Singapore is the only non-oil producing country to benefit from our reserves for our annual budget

singapore is the only non oil producing country to benefit from our reserves for our annual budget
The most unique thing about Singapore’s finances is that we get a significant amount of money each year from our reserves, that can be spent for the good of Singaporeans, President Tharman said in a Facebook post (8 Jan 2024)
This is an outstanding fact, he said. It is outstanding because we are the only country that is not an oil producer that is able to benefit from our reserves this way.
The President, who is a custodian of our reserves, had just had a full briefing in the morning, together with the Council of Presidential Advisers (CPA), from DPM and Minister for Finance Lawrence Wong and his Ministry officials, as well as from our investment entities: GIC, Monetary Authority of Singapore, and Temasek.
DPM Wong, GIC, MAS and Temasek explained their projections of the returns expected to be earned over the long term from investing our reserves – including the impact of major global factors such as climate change and the weakening of global order, President Tharman said. 
The contribution from our reserves to the annual government budget is known as the Net Investment Returns Contribution (NIRC). It is based on the long-term projections of the returns that are likely to be earned from investing the reserves.
But before the Government can spend the projected returns from reserves, the President must first agree with these projections each year.
This matters to Singaporeans because the NIRC has become the single largest contributor to our annual budget
For every dollar that the Government has to spend in Singapore, almost 20 cents come from our reserves, President Tharman said.

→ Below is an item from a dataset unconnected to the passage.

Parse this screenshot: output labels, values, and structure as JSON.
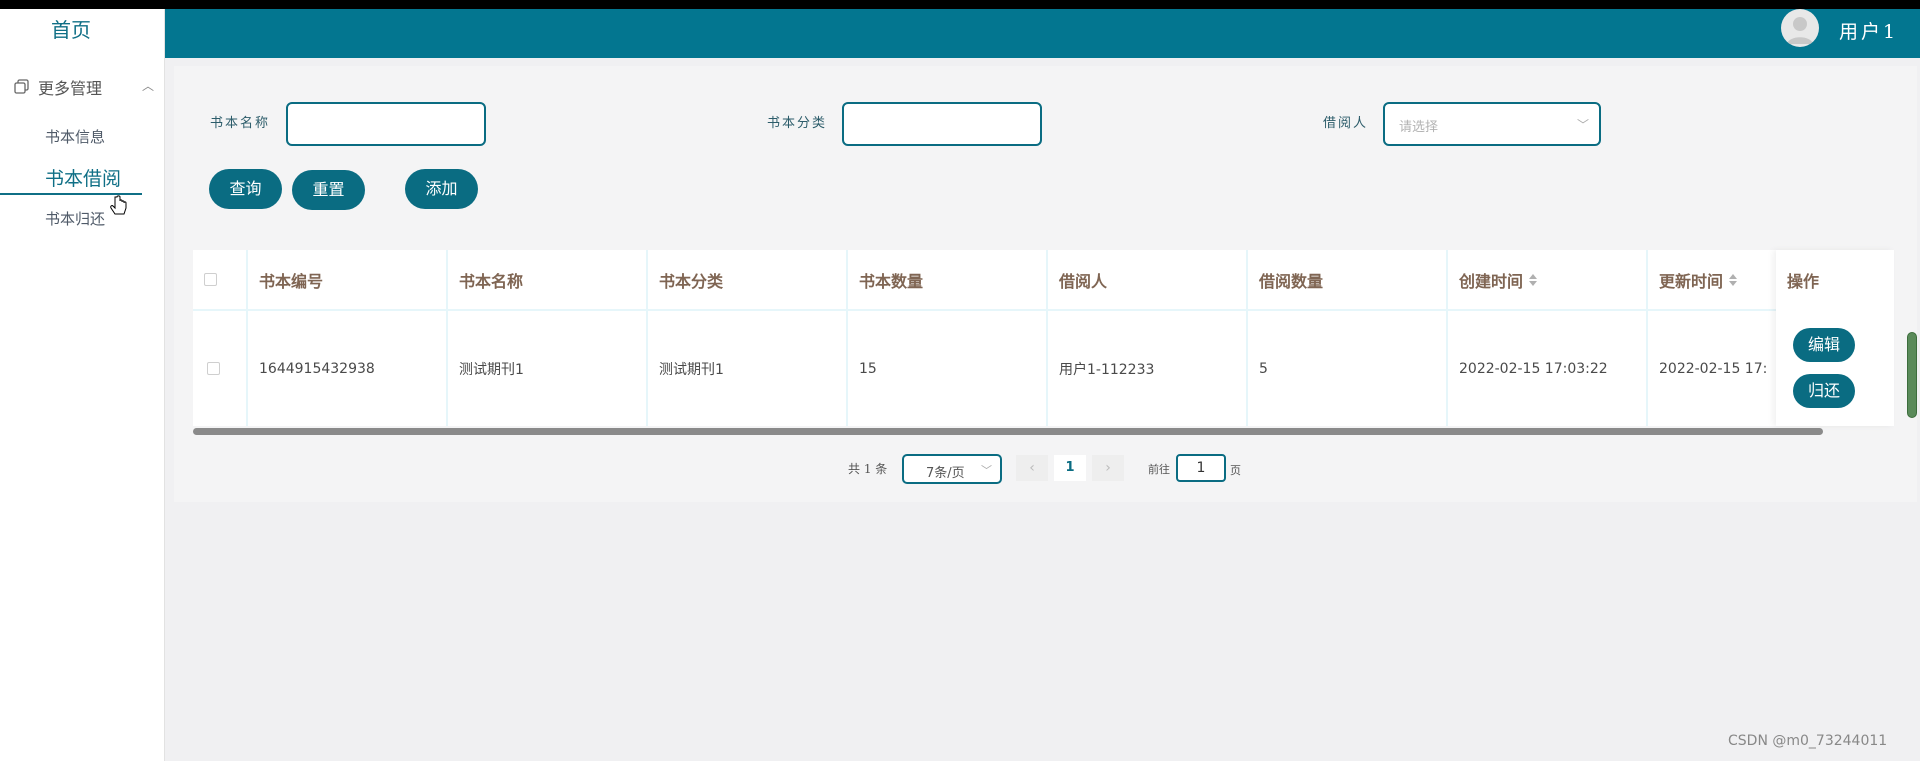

The whole system is designed to ensure that every generation of Singaporeans benefits from this contribution from our reserves. Including our great-grandchildren and those that come after them.

This is the opposite of what others experience in other countries where there are rising debts to pay for. The result is that on top of the taxes that most countries need to support ageing populations and rising healthcare costs, they also need to use more and more tax dollars to pay for what they have borrowed. 

Let’s keep this Singapore system working well. It is for everyone’s good. Today and way into the future.,

For the financial year which ended on 31 March 2023, the NIRC was approximately $22.4 billion. A decade ago, it was $7.3 billion for FY2012. The NIRC has increased by 300%!

If we keep this system working well and maintain a good balance between spending and reinvesting for future returns, it will benefit everyone for a long time to come.